There are no real shortcuts, only tradeoffs. Read these foundational documents for a comprehensive machine learning perspective:

ML-Specific Principles¶

Specify clear hypotheses before running experiments. Machine learning research suffers from unclear hypotheses, leading to p-hacking where you search for results that aren't really results. Define exactly what you want to test and how you'll measure it.

Always establish baselines. Specify null hypotheses for comparison—how do you know your approach is good?

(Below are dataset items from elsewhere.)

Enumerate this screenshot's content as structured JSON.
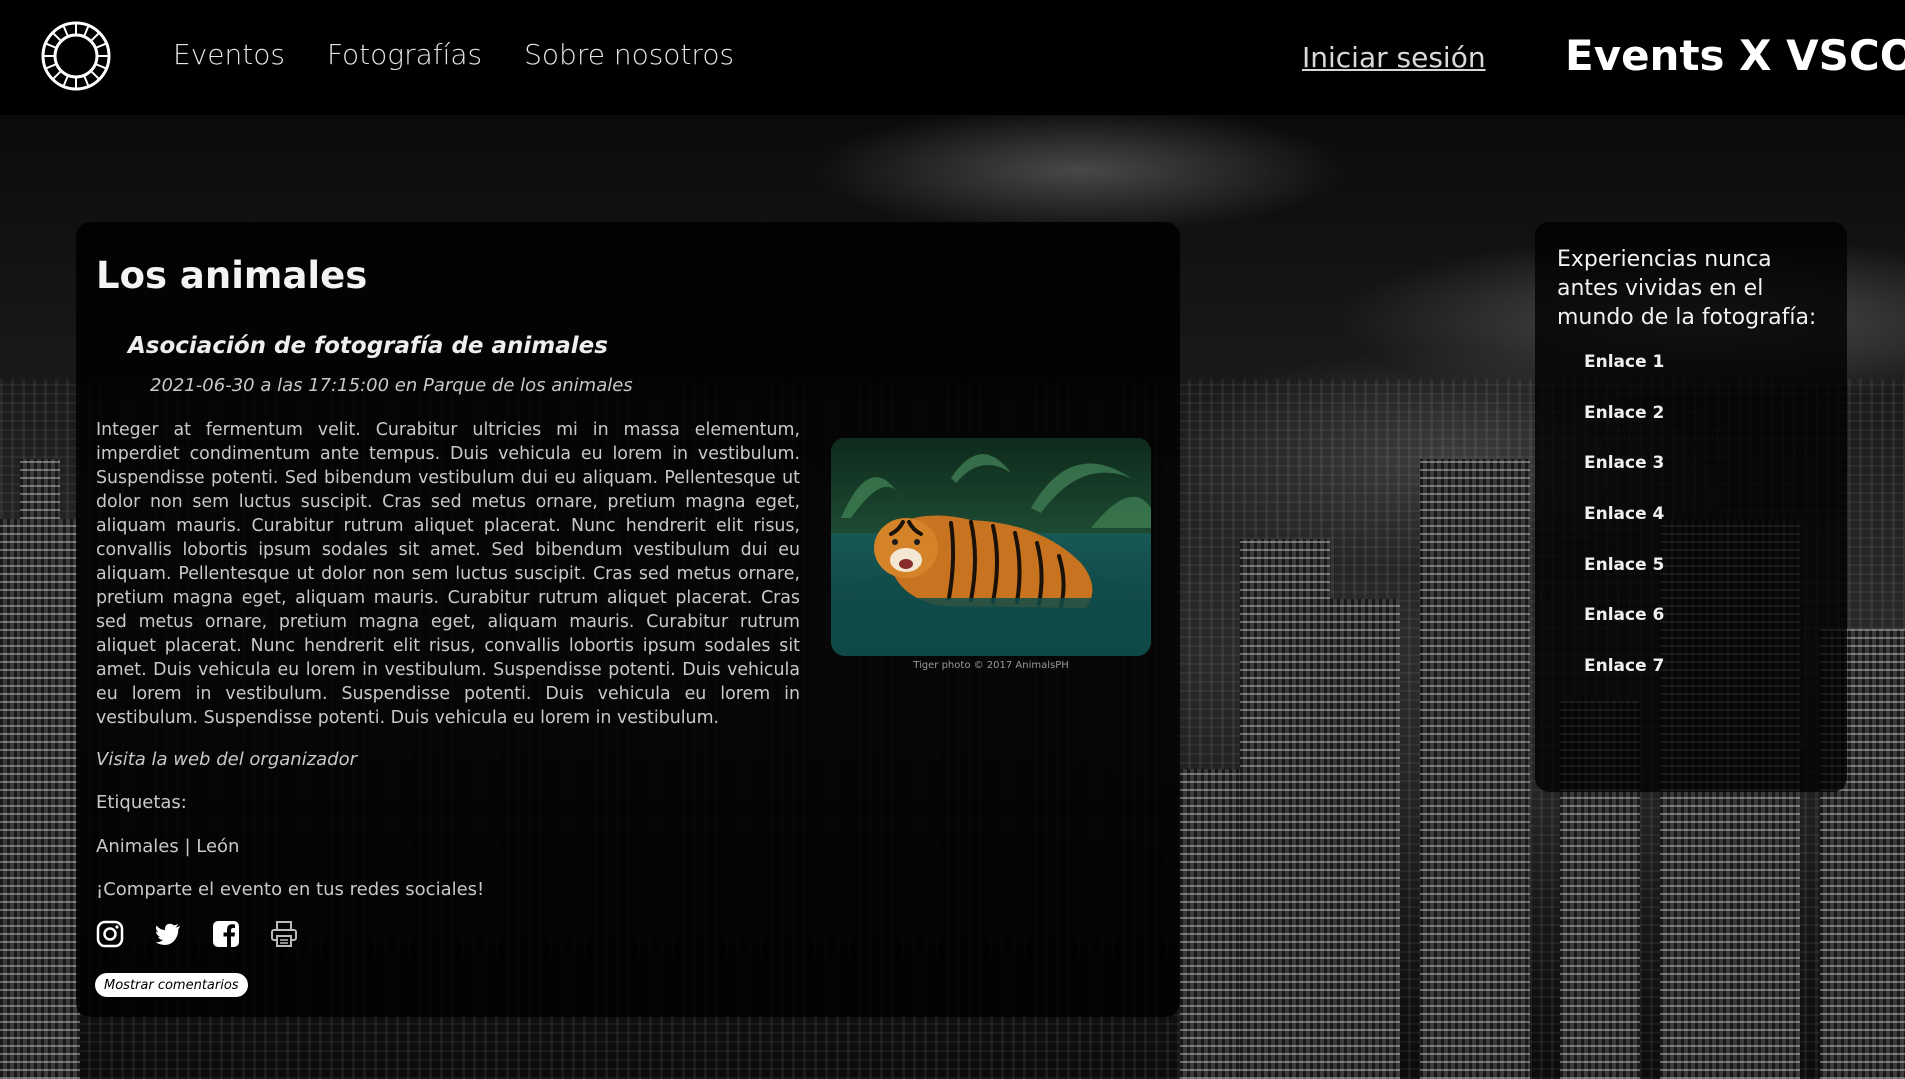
{
  "nav": {
    "items": [
      "Eventos",
      "Fotografías",
      "Sobre nosotros"
    ],
    "login": "Iniciar sesión",
    "brand": "Events X VSCO"
  },
  "event": {
    "title": "Los animales",
    "subtitle": "Asociación de fotografía de animales",
    "datetime": "2021-06-30 a las 17:15:00 en Parque de los animales",
    "description": "Integer at fermentum velit. Curabitur ultricies mi in massa elementum, imperdiet condimentum ante tempus. Duis vehicula eu lorem in vestibulum. Suspendisse potenti. Sed bibendum vestibulum dui eu aliquam. Pellentesque ut dolor non sem luctus suscipit. Cras sed metus ornare, pretium magna eget, aliquam mauris. Curabitur rutrum aliquet placerat. Nunc hendrerit elit risus, convallis lobortis ipsum sodales sit amet. Sed bibendum vestibulum dui eu aliquam. Pellentesque ut dolor non sem luctus suscipit. Cras sed metus ornare, pretium magna eget, aliquam mauris. Curabitur rutrum aliquet placerat. Cras sed metus ornare, pretium magna eget, aliquam mauris. Curabitur rutrum aliquet placerat. Nunc hendrerit elit risus, convallis lobortis ipsum sodales sit amet. Duis vehicula eu lorem in vestibulum. Suspendisse potenti. Duis vehicula eu lorem in vestibulum. Suspendisse potenti. Duis vehicula eu lorem in vestibulum. Suspendisse potenti. Duis vehicula eu lorem in vestibulum.",
    "photo_caption": "Tiger photo © 2017 AnimalsPH",
    "organizer_link": "Visita la web del organizador",
    "tags_label": "Etiquetas:",
    "tags": "Animales | León",
    "share_text": "¡Comparte el evento en tus redes sociales!",
    "social_icons": [
      "instagram-icon",
      "twitter-icon",
      "facebook-icon",
      "print-icon"
    ],
    "comments_button": "Mostrar comentarios"
  },
  "sidebar": {
    "title": "Experiencias nunca antes vividas en el mundo de la fotografía:",
    "links": [
      "Enlace 1",
      "Enlace 2",
      "Enlace 3",
      "Enlace 4",
      "Enlace 5",
      "Enlace 6",
      "Enlace 7"
    ]
  },
  "colors": {
    "background": "#000000",
    "text": "#c9c9c9",
    "heading": "#f3f3f3",
    "button_bg": "#ffffff"
  }
}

What defines "good" for your specific problem?

Optimize for experimental velocity: Design experiments to answer one specific question, ignoring everything else. Fast iteration beats perfect experiments.

ML Data and Model Practices¶

Visualize ML data extensively: - Plot data distributions—way more than you default to - Visualize model outputs, loss curves, and activation patterns - Look for data patterns, outliers, and distribution shifts

Build model demos: Create simple demo apps for every model—helps understand what the model actually learned and its failure modes.

Verify ML assumptions: - Check data preprocessing steps - Validate train/test splits and data leakage - Examine model inputs and outputs at each stage - Test edge cases and failure modes

Experiment Tracking¶

Weights & Biases: Use it consistently with descriptive tags. Track hyperparameters, metrics, and model artifacts for reproducibility.

Tricks¶

To make things somewhat deterministic, use a snippet like

def make_deterministic(seed: int = 0):
    seed = int(seed)
    if seed == -1:
        return
    random.seed(seed)
    np.random.seed(seed)
    torch.manual_seed(seed)
    torch.cuda.manual_seed_all(seed)
    torch.backends.cudnn.deterministic = True
    torch.backends.cudnn.benchmark = False